You forgot the butterscotch chips, to add extra energy to your workout. :devil3:


ED


----------



## Bud9051 (Nov 11, 2015)

Oatmeal cookies sure does bring back memories. Mom's receipt was a bit different, basically what is shown on an oatmeal box, but finding my mothers receipt in her hand writing was very special. I may have posted it here somewhere but here it is again. Phoebe is my mom, long passed.
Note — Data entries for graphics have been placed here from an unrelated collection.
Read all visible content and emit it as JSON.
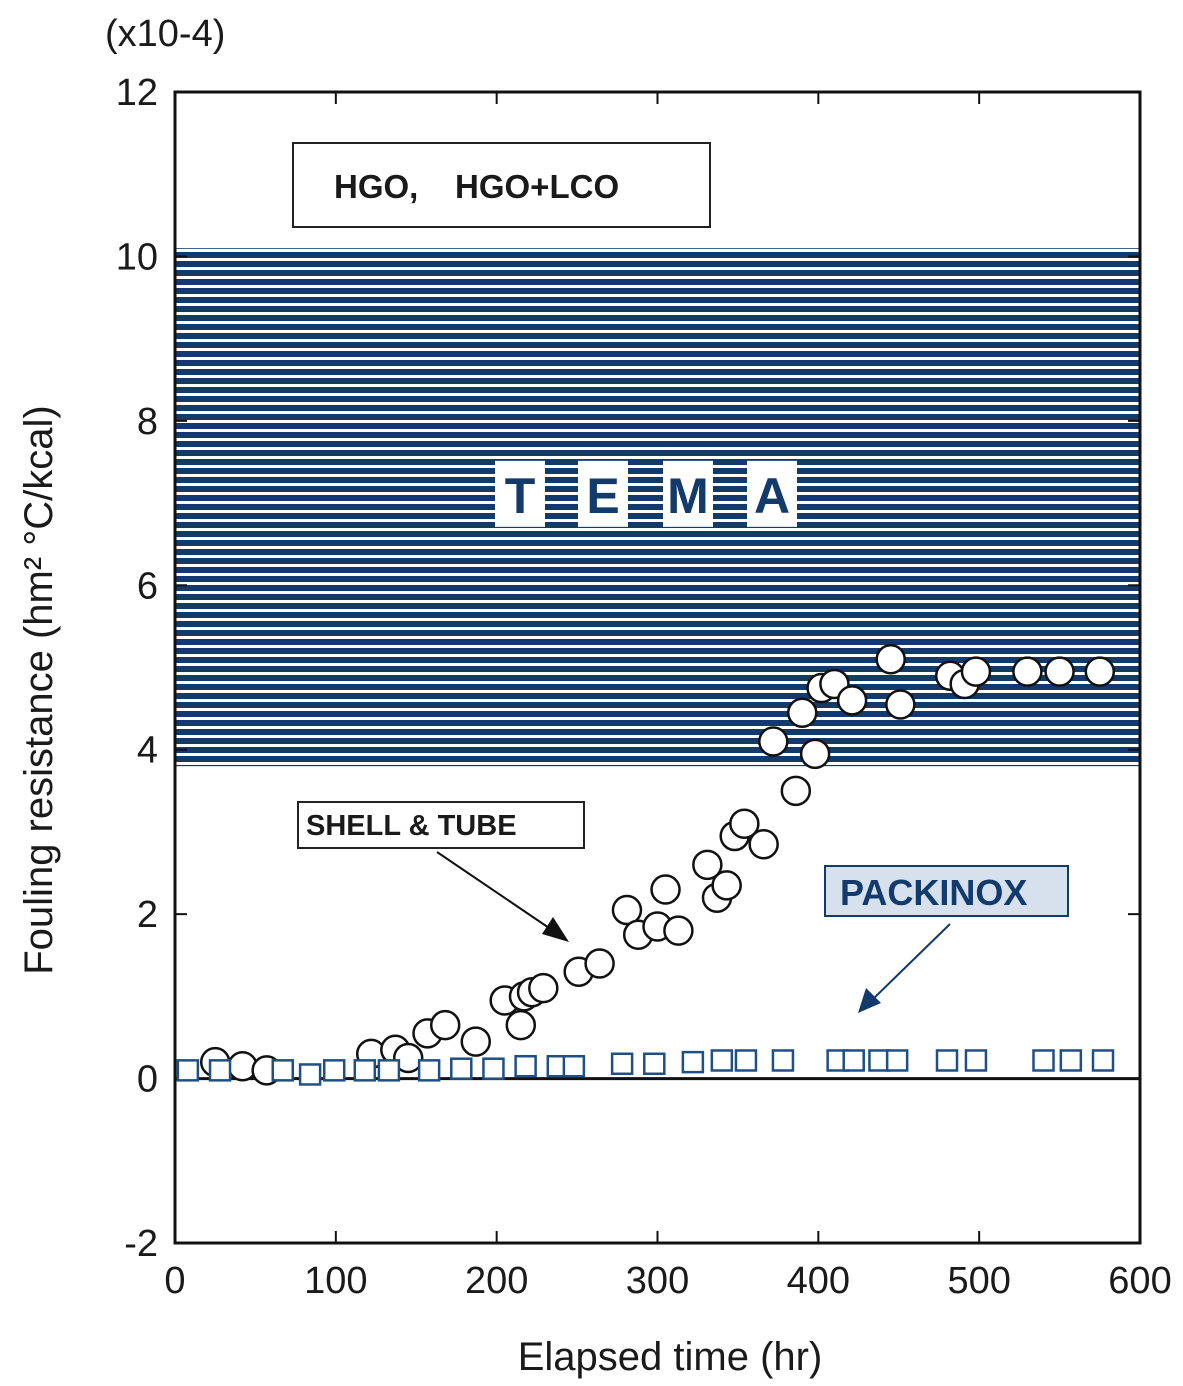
{
  "chart_data": {
    "type": "scatter",
    "title": "",
    "xlabel": "Elapsed time (hr)",
    "ylabel": "Fouling resistance (hm² °C/kcal)",
    "y_multiplier": "(x10-4)",
    "xlim": [
      0,
      600
    ],
    "ylim": [
      -2,
      12
    ],
    "x_ticks": [
      "0",
      "100",
      "200",
      "300",
      "400",
      "500",
      "600"
    ],
    "y_ticks": [
      "-2",
      "0",
      "2",
      "4",
      "6",
      "8",
      "10",
      "12"
    ],
    "x_tick_values": [
      0,
      100,
      200,
      300,
      400,
      500,
      600
    ],
    "y_tick_values": [
      -2,
      0,
      2,
      4,
      6,
      8,
      10,
      12
    ],
    "grid": false,
    "legend_box": "HGO,    HGO+LCO",
    "band": {
      "label": "T E M A",
      "letters": [
        "T",
        "E",
        "M",
        "A"
      ],
      "y_range": [
        3.8,
        10.1
      ],
      "color": "#123a6b"
    },
    "series": [
      {
        "name": "SHELL & TUBE",
        "marker": "circle",
        "x": [
          25,
          42,
          57,
          122,
          137,
          145,
          157,
          168,
          187,
          205,
          215,
          217,
          222,
          229,
          251,
          264,
          281,
          288,
          300,
          305,
          313,
          331,
          337,
          343,
          348,
          354,
          366,
          372,
          386,
          390,
          398,
          402,
          410,
          421,
          445,
          451,
          482,
          491,
          498,
          530,
          550,
          575
        ],
        "y": [
          0.2,
          0.15,
          0.1,
          0.3,
          0.35,
          0.25,
          0.55,
          0.65,
          0.45,
          0.95,
          0.65,
          1.0,
          1.05,
          1.1,
          1.3,
          1.4,
          2.05,
          1.75,
          1.85,
          2.3,
          1.8,
          2.6,
          2.2,
          2.35,
          2.95,
          3.1,
          2.85,
          4.1,
          3.5,
          4.45,
          3.95,
          4.75,
          4.8,
          4.6,
          5.1,
          4.55,
          4.9,
          4.8,
          4.95,
          4.95,
          4.95,
          4.95
        ]
      },
      {
        "name": "PACKINOX",
        "marker": "square",
        "color": "#1f4f85",
        "x": [
          8,
          28,
          67,
          84,
          99,
          118,
          133,
          158,
          178,
          198,
          218,
          238,
          248,
          278,
          298,
          322,
          340,
          355,
          378,
          412,
          422,
          438,
          449,
          480,
          498,
          540,
          557,
          577
        ],
        "y": [
          0.1,
          0.1,
          0.1,
          0.05,
          0.1,
          0.1,
          0.1,
          0.1,
          0.12,
          0.12,
          0.15,
          0.15,
          0.15,
          0.18,
          0.18,
          0.2,
          0.22,
          0.22,
          0.22,
          0.22,
          0.22,
          0.22,
          0.22,
          0.22,
          0.22,
          0.22,
          0.22,
          0.22
        ]
      }
    ],
    "annotations": {
      "shell_label": "SHELL & TUBE",
      "packinox_label": "PACKINOX"
    }
  }
}
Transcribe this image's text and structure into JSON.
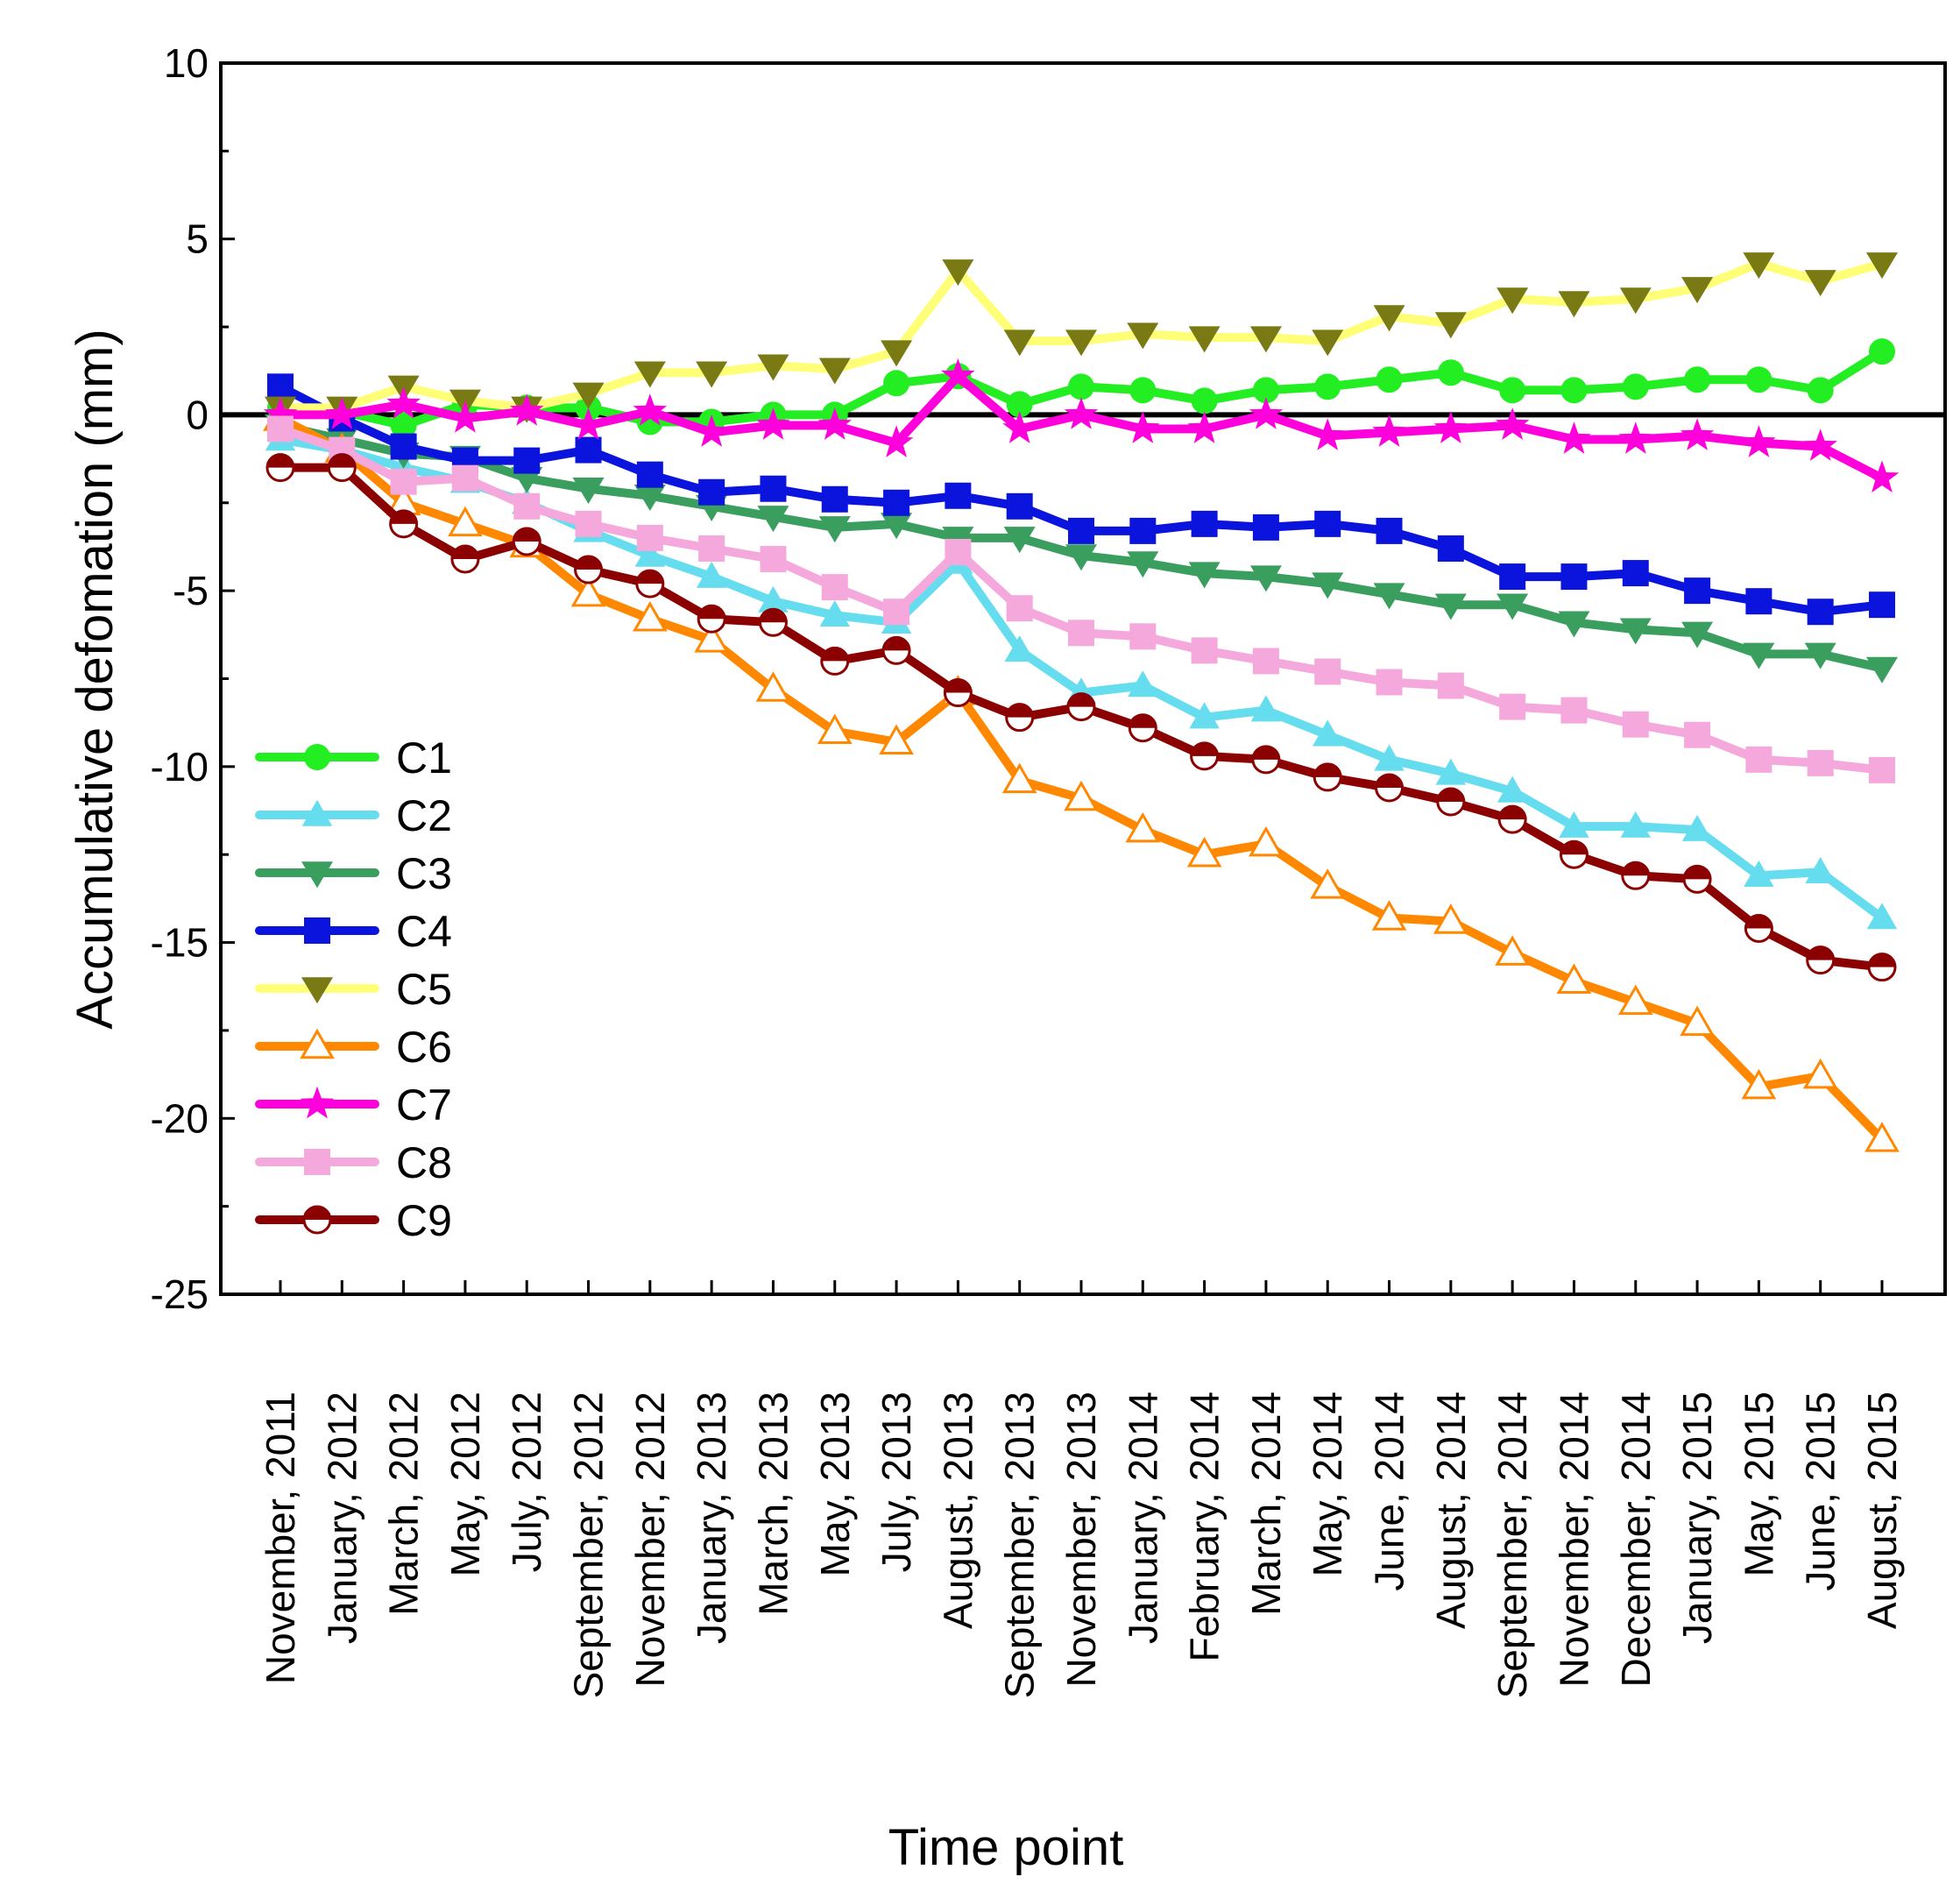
{
  "chart_data": {
    "type": "line",
    "title": "",
    "xlabel": "Time point",
    "ylabel": "Accumulative defomation (mm)",
    "ylim": [
      -25,
      10
    ],
    "yticks": [
      10,
      5,
      0,
      -5,
      -10,
      -15,
      -20,
      -25
    ],
    "grid": false,
    "legend_position": "lower-left",
    "categories": [
      "November, 2011",
      "January, 2012",
      "March, 2012",
      "May, 2012",
      "July, 2012",
      "September, 2012",
      "November, 2012",
      "January, 2013",
      "March, 2013",
      "May, 2013",
      "July, 2013",
      "August, 2013",
      "September, 2013",
      "November, 2013",
      "January, 2014",
      "February, 2014",
      "March, 2014",
      "May, 2014",
      "June, 2014",
      "August, 2014",
      "September, 2014",
      "November, 2014",
      "December, 2014",
      "January, 2015",
      "May, 2015",
      "June, 2015",
      "August, 2015"
    ],
    "series": [
      {
        "name": "C1",
        "color": "#22ee22",
        "marker": "circle",
        "values": [
          0.2,
          0.1,
          -0.3,
          0.3,
          0.2,
          0.2,
          -0.2,
          -0.2,
          0.0,
          0.0,
          0.9,
          1.1,
          0.3,
          0.8,
          0.7,
          0.4,
          0.7,
          0.8,
          1.0,
          1.2,
          0.7,
          0.7,
          0.8,
          1.0,
          1.0,
          0.7,
          1.8
        ]
      },
      {
        "name": "C2",
        "color": "#66ddee",
        "marker": "triangle-up",
        "values": [
          -0.7,
          -1.0,
          -1.5,
          -1.9,
          -2.5,
          -3.3,
          -4.0,
          -4.6,
          -5.3,
          -5.7,
          -5.9,
          -4.2,
          -6.7,
          -7.9,
          -7.7,
          -8.6,
          -8.4,
          -9.1,
          -9.8,
          -10.2,
          -10.7,
          -11.7,
          -11.7,
          -11.8,
          -13.1,
          -13.0,
          -14.3
        ]
      },
      {
        "name": "C3",
        "color": "#3a9e5e",
        "marker": "triangle-down",
        "values": [
          -0.3,
          -0.7,
          -1.1,
          -1.2,
          -1.8,
          -2.1,
          -2.3,
          -2.6,
          -2.9,
          -3.2,
          -3.1,
          -3.5,
          -3.5,
          -4.0,
          -4.2,
          -4.5,
          -4.6,
          -4.8,
          -5.1,
          -5.4,
          -5.4,
          -5.9,
          -6.1,
          -6.2,
          -6.8,
          -6.8,
          -7.2
        ]
      },
      {
        "name": "C4",
        "color": "#0a14dd",
        "marker": "square",
        "values": [
          0.8,
          -0.1,
          -0.9,
          -1.3,
          -1.3,
          -1.0,
          -1.7,
          -2.2,
          -2.1,
          -2.4,
          -2.5,
          -2.3,
          -2.6,
          -3.3,
          -3.3,
          -3.1,
          -3.2,
          -3.1,
          -3.3,
          -3.8,
          -4.6,
          -4.6,
          -4.5,
          -5.0,
          -5.3,
          -5.6,
          -5.4
        ]
      },
      {
        "name": "C5",
        "color": "#ffff77",
        "marker": "triangle-down",
        "markerColor": "#7a7a14",
        "values": [
          0.2,
          0.2,
          0.8,
          0.4,
          0.2,
          0.6,
          1.2,
          1.2,
          1.4,
          1.3,
          1.8,
          4.1,
          2.1,
          2.1,
          2.3,
          2.2,
          2.2,
          2.1,
          2.8,
          2.6,
          3.3,
          3.2,
          3.3,
          3.6,
          4.3,
          3.8,
          4.3
        ]
      },
      {
        "name": "C6",
        "color": "#ff8800",
        "marker": "triangle-up-open",
        "values": [
          -0.1,
          -1.0,
          -2.5,
          -3.1,
          -3.7,
          -5.1,
          -5.8,
          -6.4,
          -7.8,
          -9.0,
          -9.3,
          -7.9,
          -10.4,
          -10.9,
          -11.8,
          -12.5,
          -12.2,
          -13.4,
          -14.3,
          -14.4,
          -15.3,
          -16.1,
          -16.7,
          -17.3,
          -19.1,
          -18.8,
          -20.6
        ]
      },
      {
        "name": "C7",
        "color": "#ff00dd",
        "marker": "star",
        "values": [
          0.0,
          0.0,
          0.3,
          -0.1,
          0.1,
          -0.3,
          0.1,
          -0.5,
          -0.3,
          -0.3,
          -0.8,
          1.1,
          -0.4,
          0.0,
          -0.4,
          -0.4,
          0.0,
          -0.6,
          -0.5,
          -0.4,
          -0.3,
          -0.7,
          -0.7,
          -0.6,
          -0.8,
          -0.9,
          -1.8
        ]
      },
      {
        "name": "C8",
        "color": "#f5a8dc",
        "marker": "square",
        "values": [
          -0.4,
          -1.0,
          -1.9,
          -1.8,
          -2.6,
          -3.1,
          -3.5,
          -3.8,
          -4.1,
          -4.9,
          -5.6,
          -3.9,
          -5.5,
          -6.2,
          -6.3,
          -6.7,
          -7.0,
          -7.3,
          -7.6,
          -7.7,
          -8.3,
          -8.4,
          -8.8,
          -9.1,
          -9.8,
          -9.9,
          -10.1
        ]
      },
      {
        "name": "C9",
        "color": "#8b0000",
        "marker": "circle-open",
        "values": [
          -1.5,
          -1.5,
          -3.1,
          -4.1,
          -3.6,
          -4.4,
          -4.8,
          -5.8,
          -5.9,
          -7.0,
          -6.7,
          -7.9,
          -8.6,
          -8.3,
          -8.9,
          -9.7,
          -9.8,
          -10.3,
          -10.6,
          -11.0,
          -11.5,
          -12.5,
          -13.1,
          -13.2,
          -14.6,
          -15.5,
          -15.7
        ]
      }
    ]
  }
}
Phoebe's Original Oatmeal Cookies​ ​ Cream 2 c brown Sugar with 1 scant
C. shortening. Add 2 eggs-unbeaten.
Dissolve 1 tsp soda in ¼ C. boiling water.
Add & Beat. Add 1 tbsp. Vanilla. Beat Add
2 C. Sifted Flour Beat. Now Stir in
2 c. Oatmeal, 1 Cup Raisins, Nuts to Suit
Taste. (1 pk. choc. Chips if Desired.
Drop on greased Cookie sheet & Bake
At 350° until just set.

As I remember she would always put in refrigerator to cool to make it easier to spoon out. The only problem was chasing everyone away from eating the dough before cooking. She would sometimes make a double batch to be sure she had some for the oven.
****************************


I've eaten HUNDREDS of those cooked and raw dough as did all of the neighborhood friends.


Bud


----------



## Startingover (Apr 18, 2012)

Its very touching to see old recipes in a loved one's handwriting.


----------



## Colbyt (Jan 27, 2014)

Want to try something different?


Substitute chopped craisins for the raisins. It changes the flavor profile more than you would think.


----------